Estilos e metas diferentes
Até onde a política interna permite, Macron domina também soberano o palco político internacional. Após um esplendoroso jantar com Trump na Torre Eiffel e uma recepção para o presidente russo, Vladimir Putin, no Palácio de Versalhes, seguiram-se a Conferência do Clima em Paris, iniciativas para a política relativa à África, e agora a visita do presidente turco, Recep Tayyip Erdogan.
"Ele voltou a representar com bastante força o papel tradicional da diplomacia francesa, a qual se engaja em nível mundial e parte do princípio de que os assuntos de todo o mundo dizem respeito à França, e de que também ela deve participar deles", analisa Stefan Seidendorf, vice-diretor do Instituto Franco-Alemão em Ludwigsburg, E acrescenta: em sua nova linha de política externa, Macron jamais esquece que "ele só tem peso se se apresentar como europeu".
Entretanto, em certos pontos Macron se distancia nitidamente de sua desejada parceira europeia Merkel. Tomando Erdogan como exemplo: enquanto na campanha eleitoral de setembro a chefe de governo alemã defendia a suspensão das negociações com Ancara para filiação à União Europeia, por violações dos direitos humanos, Macron denomina a Turquia "parceira imprescindível". No momento, seria difícil imaginar Erdogan visitando Berlim.
Também a forma como Macron lida com parceiros nada fáceis é totalmente diversa. Embora procure periodicamente contato com Trump, Putin ou Erdogan, Merkel se mantém demonstrativamente objetiva e guarda grande distância ao cumprir o protocolo.
Macron tenta ou impressioná-los com grandes ostentações ou se comporta de maneira quase íntima. Um aperto de mão com Trump acabou quase se transformando numa rusga, pois Macron não queria mais soltar a mão do homólogo americano. E aí ele exigiu de Trump, espirituoso: "Make the planet great again" ("Faça o planeta grandioso novamente", em alusão ao slogan de campanha de Trump "Make America great again").
Emmanuel Macron e Recep Tayyip Erdogan
Macron consegue manter tom diplomático com parceiros complicados, como o homólogo turco, Erdogan (dir)

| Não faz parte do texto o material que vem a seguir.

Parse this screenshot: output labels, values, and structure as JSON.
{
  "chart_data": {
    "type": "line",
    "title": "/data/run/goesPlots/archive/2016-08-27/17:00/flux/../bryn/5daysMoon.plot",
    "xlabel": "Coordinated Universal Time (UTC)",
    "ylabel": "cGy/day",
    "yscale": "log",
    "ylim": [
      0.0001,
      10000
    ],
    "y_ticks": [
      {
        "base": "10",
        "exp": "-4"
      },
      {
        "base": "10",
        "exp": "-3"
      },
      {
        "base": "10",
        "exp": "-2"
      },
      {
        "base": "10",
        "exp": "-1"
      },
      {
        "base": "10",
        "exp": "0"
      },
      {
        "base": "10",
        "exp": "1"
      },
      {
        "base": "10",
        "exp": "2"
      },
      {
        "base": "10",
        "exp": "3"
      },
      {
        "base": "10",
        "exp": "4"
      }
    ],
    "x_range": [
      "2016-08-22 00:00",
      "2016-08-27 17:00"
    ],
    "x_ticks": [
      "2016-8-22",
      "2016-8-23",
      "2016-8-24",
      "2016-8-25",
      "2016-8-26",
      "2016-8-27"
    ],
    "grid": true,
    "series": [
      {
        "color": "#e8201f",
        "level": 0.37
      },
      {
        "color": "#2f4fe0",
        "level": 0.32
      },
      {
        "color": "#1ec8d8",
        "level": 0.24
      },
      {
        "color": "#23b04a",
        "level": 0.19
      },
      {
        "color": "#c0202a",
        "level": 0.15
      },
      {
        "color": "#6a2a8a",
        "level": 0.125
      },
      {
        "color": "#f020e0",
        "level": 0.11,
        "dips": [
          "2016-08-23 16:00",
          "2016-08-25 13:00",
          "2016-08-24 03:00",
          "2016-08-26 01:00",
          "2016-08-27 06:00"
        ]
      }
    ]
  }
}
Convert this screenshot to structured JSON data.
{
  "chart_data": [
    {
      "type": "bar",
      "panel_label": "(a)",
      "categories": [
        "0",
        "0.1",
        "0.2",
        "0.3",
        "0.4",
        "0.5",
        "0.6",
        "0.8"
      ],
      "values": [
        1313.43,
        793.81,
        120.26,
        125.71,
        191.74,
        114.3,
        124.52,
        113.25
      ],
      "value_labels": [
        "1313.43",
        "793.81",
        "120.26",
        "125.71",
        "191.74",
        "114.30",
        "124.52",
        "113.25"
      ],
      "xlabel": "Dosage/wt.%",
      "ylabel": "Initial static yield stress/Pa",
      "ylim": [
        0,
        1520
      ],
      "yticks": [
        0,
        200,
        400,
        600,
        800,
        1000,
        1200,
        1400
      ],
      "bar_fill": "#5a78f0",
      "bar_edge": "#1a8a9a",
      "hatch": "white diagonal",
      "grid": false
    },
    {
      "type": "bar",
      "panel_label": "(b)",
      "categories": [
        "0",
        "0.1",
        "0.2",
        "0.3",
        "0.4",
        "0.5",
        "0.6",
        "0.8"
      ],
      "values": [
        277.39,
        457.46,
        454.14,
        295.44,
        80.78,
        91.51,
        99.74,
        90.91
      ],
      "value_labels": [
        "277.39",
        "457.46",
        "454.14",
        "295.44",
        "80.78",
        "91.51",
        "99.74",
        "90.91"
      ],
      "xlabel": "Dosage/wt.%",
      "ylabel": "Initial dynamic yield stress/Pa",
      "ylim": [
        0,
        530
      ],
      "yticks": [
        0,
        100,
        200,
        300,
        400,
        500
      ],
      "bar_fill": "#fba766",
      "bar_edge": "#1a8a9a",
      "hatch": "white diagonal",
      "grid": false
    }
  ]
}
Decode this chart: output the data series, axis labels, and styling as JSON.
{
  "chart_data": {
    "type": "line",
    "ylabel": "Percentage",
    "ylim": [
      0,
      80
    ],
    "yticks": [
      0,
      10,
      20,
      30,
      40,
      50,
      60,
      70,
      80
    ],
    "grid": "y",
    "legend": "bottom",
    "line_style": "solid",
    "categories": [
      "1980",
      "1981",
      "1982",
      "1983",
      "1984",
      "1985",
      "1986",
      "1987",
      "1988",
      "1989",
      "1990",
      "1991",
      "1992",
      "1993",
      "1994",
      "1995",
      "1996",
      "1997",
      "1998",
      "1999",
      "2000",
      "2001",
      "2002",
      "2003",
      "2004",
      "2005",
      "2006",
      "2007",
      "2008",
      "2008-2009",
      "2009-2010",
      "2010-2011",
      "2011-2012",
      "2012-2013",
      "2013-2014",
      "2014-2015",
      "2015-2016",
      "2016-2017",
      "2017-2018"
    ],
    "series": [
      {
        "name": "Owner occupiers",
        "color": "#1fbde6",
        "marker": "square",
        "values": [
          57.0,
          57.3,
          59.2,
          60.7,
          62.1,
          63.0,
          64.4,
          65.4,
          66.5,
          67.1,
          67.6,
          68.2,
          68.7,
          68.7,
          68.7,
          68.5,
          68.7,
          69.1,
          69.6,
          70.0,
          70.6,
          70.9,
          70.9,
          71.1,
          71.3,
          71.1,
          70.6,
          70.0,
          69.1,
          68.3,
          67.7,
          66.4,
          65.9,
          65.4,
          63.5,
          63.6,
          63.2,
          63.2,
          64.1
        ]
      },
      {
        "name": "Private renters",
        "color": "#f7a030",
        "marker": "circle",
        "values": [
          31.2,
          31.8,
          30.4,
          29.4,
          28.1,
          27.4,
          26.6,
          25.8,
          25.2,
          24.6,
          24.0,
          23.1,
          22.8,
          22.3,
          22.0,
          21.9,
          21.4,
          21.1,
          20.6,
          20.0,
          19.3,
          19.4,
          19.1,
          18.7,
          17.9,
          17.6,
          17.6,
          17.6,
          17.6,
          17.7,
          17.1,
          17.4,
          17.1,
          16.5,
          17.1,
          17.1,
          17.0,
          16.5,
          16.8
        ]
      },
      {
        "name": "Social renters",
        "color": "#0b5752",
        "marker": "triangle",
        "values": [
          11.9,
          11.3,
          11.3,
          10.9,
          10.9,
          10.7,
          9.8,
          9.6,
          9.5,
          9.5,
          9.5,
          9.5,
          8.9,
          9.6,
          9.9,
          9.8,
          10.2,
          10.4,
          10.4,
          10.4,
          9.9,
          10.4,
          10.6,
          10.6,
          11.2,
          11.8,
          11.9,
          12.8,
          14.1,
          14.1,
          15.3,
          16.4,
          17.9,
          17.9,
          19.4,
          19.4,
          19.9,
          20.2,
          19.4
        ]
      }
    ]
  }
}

Adeus "Mrs. Europa", alô "próximo líder"
A revista americana Time, que, não muito tempo atrás, apelidou Merkel de "Mrs. Europa", agora define Macron como "o próximo líder da Europa". Para Seidendorf, no entanto, é sempre algo negativo uma personalidade ou um país se colocar no topo da União Europeia.
"Há sempre o perigo de, quando um país tem que assumir sozinho esse papel de liderança, os outros só o seguirem contra a vontade ou até se recusarem; e de que, no fundo, acabe se fazendo apenas política de interesses nacionais, em vez de europeia." Por isso, seria bom, tanto para Macron como para Merkel, que ambos desempenhassem o papel juntos.
Segundo suas próprias palavras, o chefe de Estado francês não tem a menor pretensão a um papel solo, tendo afirmado que quer renovar a União Europeia em conjunto com a Alemanha. No entanto, ele continua esperando resposta às ideias dele para a política do bloco. Estas incluem, por exemplo, um ministro de Finanças e um orçamento conjunto para a zona do euro.
Merkel se mostra reservada, embora, em princípio, aberta às propostas. Contudo, na União Democrata Cristã e na Social Cristã (CDU/CSU) há grandes ressalvas. A vice-presidente da CDU, Julia Klöckner, expressou recentemente qual pensa ser o verdadeiro motivo por trás das iniciativas de Macron: "Somos contra a comunidade assumir dívidas de outros países. Devemos isso a nossos contribuintes."
Claire Demesmay, especialista em assuntos franceses do Conselho Alemão de Política Externa (DGAP), confirma haver na Alemanha – e não só na CDU/CSU e no Partido Liberal Democrático (FDP) – "uma impressão amplamente difundida" de que o país vai pagar pela França.
No momento, porém, ainda não é hora de tratar de questões individuais dessa ordem. Enquanto Merkel não formar um novo governo, ela não tem como fazer quaisquer afirmativas para Macron, e assim deixa o campo diplomático a cargo dele.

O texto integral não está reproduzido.